DorothyZbornak and I were just discussing that word during Scrabulous the other day, and I’ll be damned if I didn’t come to work this week and find myself confronted with some serious moisture issues, of the dude kind. Huh? What the fuck are ‘dude moisture issues’ you say? That would be when a guy like the one you see here –could be any jackass from your office– becomes your work partner on a project that will require you to spend way too many hours together, which really becomes a problem because you can only avoid looking at this for so long.

This was the best picture I could find, so trust me when I tell you that it doesn’t hold a candle to what this dude is putting out. *Earl’s got these yooge fuckin’ tidelands just spreading out beneath his armpits all day – like goddamn constant Rorschach’s bleeding down his sides. Ugh. UGH. So fucking nasty. If he was a nice guy that would be one thing, but this dude is a TOOL. He suffers from so many maladies; Short Man’s Syndrome, Center of Attentionitis, Napoleon Complex, the list goes on as he continues to overcompensate (and overperspire).

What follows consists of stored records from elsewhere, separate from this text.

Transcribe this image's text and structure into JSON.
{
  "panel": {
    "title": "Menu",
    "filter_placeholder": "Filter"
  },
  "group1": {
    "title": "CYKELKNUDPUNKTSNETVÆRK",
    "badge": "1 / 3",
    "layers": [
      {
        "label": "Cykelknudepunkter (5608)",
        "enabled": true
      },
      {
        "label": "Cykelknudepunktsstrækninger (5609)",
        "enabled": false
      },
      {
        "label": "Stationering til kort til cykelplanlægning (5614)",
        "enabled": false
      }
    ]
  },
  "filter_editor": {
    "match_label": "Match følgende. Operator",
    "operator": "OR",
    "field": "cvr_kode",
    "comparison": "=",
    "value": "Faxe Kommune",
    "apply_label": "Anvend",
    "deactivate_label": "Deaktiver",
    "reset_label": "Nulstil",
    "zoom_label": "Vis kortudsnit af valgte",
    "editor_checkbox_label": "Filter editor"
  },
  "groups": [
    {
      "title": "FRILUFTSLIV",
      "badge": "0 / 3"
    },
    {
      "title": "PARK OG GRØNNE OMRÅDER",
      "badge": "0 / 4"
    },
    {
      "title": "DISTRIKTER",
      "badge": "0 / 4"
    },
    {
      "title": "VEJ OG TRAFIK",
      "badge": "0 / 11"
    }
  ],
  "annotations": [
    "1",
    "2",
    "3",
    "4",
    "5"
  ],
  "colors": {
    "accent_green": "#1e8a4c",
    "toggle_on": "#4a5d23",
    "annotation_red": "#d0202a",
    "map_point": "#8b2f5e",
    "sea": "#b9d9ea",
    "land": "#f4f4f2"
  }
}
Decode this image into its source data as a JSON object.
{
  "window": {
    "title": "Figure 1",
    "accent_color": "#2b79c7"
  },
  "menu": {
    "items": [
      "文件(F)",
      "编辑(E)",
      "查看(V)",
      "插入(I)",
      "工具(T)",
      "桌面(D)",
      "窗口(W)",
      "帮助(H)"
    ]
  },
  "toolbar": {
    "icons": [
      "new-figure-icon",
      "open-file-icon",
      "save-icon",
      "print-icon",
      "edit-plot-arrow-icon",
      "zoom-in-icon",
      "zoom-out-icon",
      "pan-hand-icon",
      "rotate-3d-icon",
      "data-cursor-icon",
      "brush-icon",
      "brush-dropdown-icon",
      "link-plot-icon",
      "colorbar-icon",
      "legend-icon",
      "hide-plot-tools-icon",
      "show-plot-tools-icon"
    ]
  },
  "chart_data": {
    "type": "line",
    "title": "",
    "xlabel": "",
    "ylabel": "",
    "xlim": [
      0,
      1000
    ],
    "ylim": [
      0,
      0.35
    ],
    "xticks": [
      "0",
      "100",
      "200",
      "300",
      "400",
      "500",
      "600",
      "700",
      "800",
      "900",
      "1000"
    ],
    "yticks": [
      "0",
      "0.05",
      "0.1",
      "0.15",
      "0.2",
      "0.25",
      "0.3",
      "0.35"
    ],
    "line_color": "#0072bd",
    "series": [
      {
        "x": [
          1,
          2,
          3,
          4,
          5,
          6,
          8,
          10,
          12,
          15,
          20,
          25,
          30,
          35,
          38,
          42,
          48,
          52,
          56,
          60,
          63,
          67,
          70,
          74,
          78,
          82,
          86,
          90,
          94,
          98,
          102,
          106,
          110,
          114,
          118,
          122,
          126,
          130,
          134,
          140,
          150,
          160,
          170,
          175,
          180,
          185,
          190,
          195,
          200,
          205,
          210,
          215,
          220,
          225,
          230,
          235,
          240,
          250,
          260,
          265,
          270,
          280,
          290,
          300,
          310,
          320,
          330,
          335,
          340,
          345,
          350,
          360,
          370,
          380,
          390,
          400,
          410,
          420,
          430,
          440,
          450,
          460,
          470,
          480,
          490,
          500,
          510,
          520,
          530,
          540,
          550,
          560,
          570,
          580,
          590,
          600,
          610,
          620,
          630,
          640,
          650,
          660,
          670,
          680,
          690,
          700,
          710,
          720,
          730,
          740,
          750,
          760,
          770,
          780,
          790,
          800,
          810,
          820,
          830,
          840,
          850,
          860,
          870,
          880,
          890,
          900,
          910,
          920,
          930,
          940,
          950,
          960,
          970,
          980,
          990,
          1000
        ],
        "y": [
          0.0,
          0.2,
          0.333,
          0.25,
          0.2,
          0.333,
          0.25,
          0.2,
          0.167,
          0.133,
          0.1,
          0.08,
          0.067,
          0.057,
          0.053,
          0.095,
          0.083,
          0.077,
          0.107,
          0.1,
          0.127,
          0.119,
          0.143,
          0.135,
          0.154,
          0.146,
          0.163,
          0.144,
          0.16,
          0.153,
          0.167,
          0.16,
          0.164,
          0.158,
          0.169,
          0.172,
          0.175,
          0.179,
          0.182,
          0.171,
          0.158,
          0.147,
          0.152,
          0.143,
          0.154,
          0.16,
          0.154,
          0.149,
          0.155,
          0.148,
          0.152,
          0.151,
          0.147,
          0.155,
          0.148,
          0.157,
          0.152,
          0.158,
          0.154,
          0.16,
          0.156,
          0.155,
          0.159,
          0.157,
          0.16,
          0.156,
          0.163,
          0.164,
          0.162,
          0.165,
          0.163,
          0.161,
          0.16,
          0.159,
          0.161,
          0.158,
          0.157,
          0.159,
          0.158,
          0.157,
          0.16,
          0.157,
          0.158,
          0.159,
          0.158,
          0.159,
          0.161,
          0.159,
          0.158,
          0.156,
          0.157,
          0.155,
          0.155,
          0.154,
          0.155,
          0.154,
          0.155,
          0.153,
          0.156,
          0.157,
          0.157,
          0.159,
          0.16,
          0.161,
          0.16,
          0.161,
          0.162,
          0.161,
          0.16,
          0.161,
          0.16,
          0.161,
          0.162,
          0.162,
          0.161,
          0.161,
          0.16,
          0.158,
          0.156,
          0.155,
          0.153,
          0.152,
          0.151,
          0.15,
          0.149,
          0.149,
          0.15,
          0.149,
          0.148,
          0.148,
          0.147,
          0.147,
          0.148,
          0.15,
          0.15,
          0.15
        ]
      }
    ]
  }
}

On top of the puddle pits he waves around in front of me periodically throughout the day, Earl is also a smoker, a frequent one at that. Yeah. Dude runs in and out of the building all day for a smoke and also finds it necessary to alert me every time he does this. Maybe he says other things to me as well, I dunno, all I hear are wet sheets flapping in the breeze. I don’t even think he’s tried to really do anything about this “embarrassing odor and wetness problem” ‘cuz he’s a sloppy bastard all over. This makes me want to sprinkle cat litter all over him every time I see him, try and sop up summa that fuckin’ mess. But then maybe I would miss it when he turns on his “charm” by outing himself for staring at my tits.

*Dude’s name is not really Earl.

I know you’ve got Earls where you work, yo – help yourself to some comment space.